Este erro fundamental é tão perigoso, porque parece ser próprio da nossa época, reaparecendo em outros movimentos. Devido aos êxitos científicos dos últimos séculos, surgiu uma superstição científica: caiu-se em um ilimitado desejo de produzir, espera-se simplesmente tudo da ciência e da sua consequência, a técnica. Há a tendência a colocar o homem, já que nada mais existe acima dele, no lugar de Deus, e a considerar a História, em vez da Divindade, como a instância suprema.

Com Marx surgiu o homem que, num mundo abandonado por Deus, se tornaria profeta, nas formas que satisfazem a esse mundo; isto é, como anunciador da ciência, mas de uma ciência que não é mais tal, como autoridade que dá ordens não em nome de Deus, mas em nome do conhecimento da História.

A unidade de fé, ciência e ação, e mais a fundamentação e a justificação de tudo pela dialética, esta síntese que não é uma unidade real, mas uma pretensão gratuita, parece tão fácil de desvendar na sua monstruosa falsidade, que nos sentimos tomados de espanto e de temor ao ver que esta fé é um fato. Pois, da marcha no sentido de tentar a realização do absurdo, só pode resultar destruição e violência inútil.

A psicanálise, atualmente uma força ativa cm todo o mundo, promete coisas extraordinárias. Pretende ser pura e simplesmente o conhecimento do homem e a portadora da nossa salvação.

Originada no domínio da medicina, fêz a sua marcha de conquista sobre todas as manifestações do ser humano e prepara-se para submeter a si toda a medicina.

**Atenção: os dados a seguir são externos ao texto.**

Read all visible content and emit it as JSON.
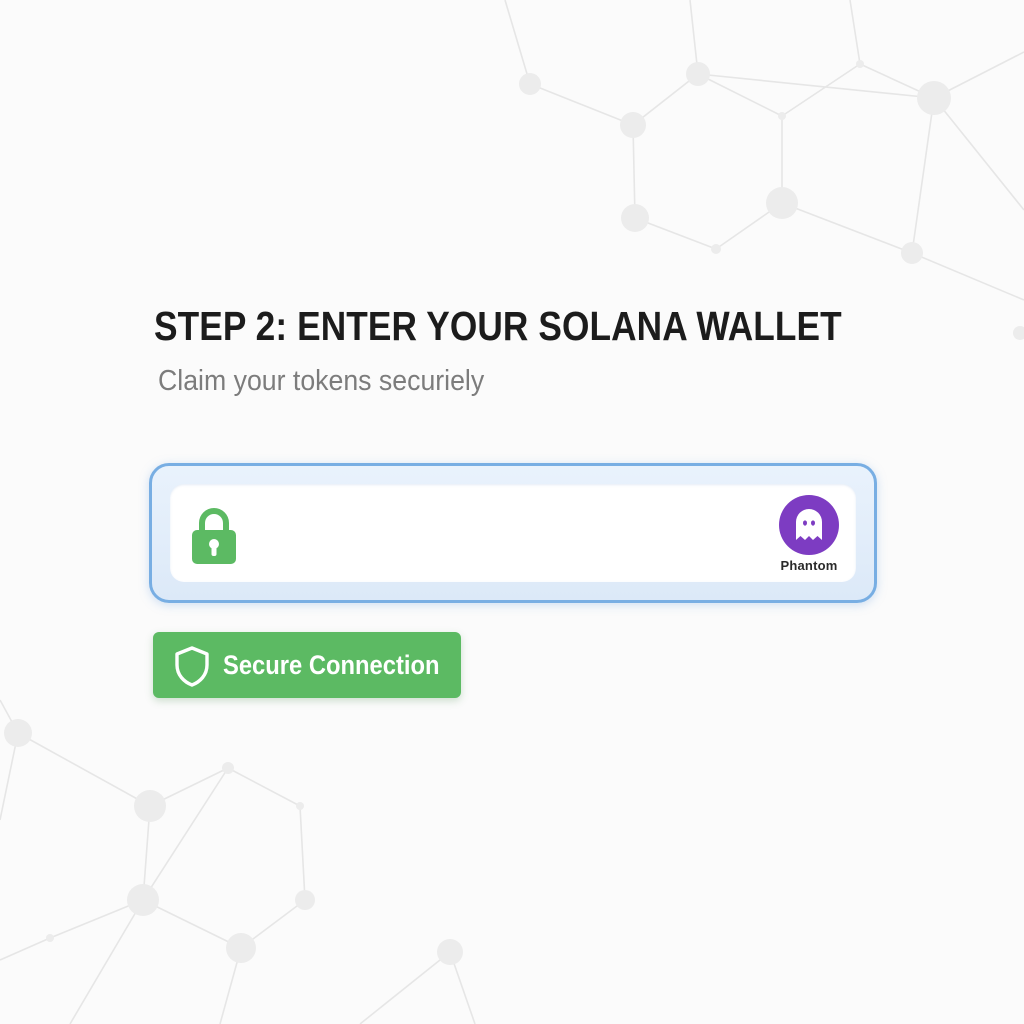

É indiscutível que o movimento psicanalítico conduziu à aquisição de conhecimentos efetivos, principalmente graças a Freud  . Estes conhecimentos tornaram-se um elemento da psiquiatria científica. A crítica dos métodos de investigação, da significação e dos limites dos resultados adquiridos já foi realizada há muito tempo, e não vou repeti-la. Quem quer ter um conhecimento científico, deve apropriar-se do que há de conhecível neste terreno, tal como no caso do hipnotismo, mas não superestimará a sua importância.

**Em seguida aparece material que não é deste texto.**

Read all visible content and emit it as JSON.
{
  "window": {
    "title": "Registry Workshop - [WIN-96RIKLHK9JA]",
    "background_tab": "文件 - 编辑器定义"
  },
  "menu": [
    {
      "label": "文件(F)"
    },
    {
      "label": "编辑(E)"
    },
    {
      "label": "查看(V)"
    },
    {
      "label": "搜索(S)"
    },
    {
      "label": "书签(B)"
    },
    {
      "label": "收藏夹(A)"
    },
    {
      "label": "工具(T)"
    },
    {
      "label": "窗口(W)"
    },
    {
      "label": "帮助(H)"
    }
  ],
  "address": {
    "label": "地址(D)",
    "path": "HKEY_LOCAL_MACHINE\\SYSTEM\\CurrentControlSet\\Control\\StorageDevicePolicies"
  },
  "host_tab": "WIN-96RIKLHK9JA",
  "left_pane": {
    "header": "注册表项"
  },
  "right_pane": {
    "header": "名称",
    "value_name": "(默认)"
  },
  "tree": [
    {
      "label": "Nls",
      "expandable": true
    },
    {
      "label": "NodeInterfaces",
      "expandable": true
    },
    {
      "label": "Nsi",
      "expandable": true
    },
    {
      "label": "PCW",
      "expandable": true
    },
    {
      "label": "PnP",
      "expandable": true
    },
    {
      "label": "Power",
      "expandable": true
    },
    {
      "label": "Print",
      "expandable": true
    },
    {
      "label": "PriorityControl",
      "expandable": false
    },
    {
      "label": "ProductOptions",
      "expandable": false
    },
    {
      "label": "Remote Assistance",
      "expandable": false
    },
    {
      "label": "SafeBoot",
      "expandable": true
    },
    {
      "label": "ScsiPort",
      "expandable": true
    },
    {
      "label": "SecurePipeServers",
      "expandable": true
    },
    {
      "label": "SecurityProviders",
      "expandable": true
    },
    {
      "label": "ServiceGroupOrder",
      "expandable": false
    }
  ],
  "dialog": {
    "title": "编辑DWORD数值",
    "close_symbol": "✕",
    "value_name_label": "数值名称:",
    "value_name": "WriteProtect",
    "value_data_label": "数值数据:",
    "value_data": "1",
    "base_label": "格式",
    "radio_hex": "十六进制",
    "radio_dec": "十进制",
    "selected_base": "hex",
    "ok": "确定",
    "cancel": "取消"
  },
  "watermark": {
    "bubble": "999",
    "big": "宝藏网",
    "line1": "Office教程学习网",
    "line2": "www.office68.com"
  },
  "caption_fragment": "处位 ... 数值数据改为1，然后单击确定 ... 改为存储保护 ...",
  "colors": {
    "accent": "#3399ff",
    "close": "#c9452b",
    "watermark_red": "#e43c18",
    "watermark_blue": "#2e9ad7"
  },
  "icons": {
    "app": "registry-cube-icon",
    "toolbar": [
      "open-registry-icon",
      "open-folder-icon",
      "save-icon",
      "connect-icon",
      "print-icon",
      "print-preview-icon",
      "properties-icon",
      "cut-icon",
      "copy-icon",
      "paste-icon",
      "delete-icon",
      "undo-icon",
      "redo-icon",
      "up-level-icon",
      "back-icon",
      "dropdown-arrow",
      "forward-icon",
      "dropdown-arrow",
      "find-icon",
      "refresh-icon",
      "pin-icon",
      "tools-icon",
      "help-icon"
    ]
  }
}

Há atualmente psicoterapeutas de espírito independente, que amam os homens e desejam ajudá-los. De forma, em cada caso, pessoal, única, fazem tudo que é razoavelmente possível. Utilizam também os métodos psicanalíticos, sem deixar-se dominar por eles. Não organizam nem transformam em técnica o que há de ser sempre matéria de comunicação histórica entre os indivíduos. Admitirão a chamada análise didática para quem, por livre vontade, a desejar, mas não a exigirão por motivos científicos ou dogmáticos, e repudiam-na enquanto condição necessária à aprovação legal do médico como psicoterapeuta.

Mas em uma corrente dentro do movimento psicanalítico, que se vai tornando, ao que parece, cada vez mais forte, trata-se de fato de coisa muito diferente. Assim como o marxismo não exerce sua influência pelos conhecimentos particulares que trouxe para a ciência, mas pela sua visão de conjunto e pela sua fé de caráter não científico, o mesmo se dá com esta espécie de psicanálise.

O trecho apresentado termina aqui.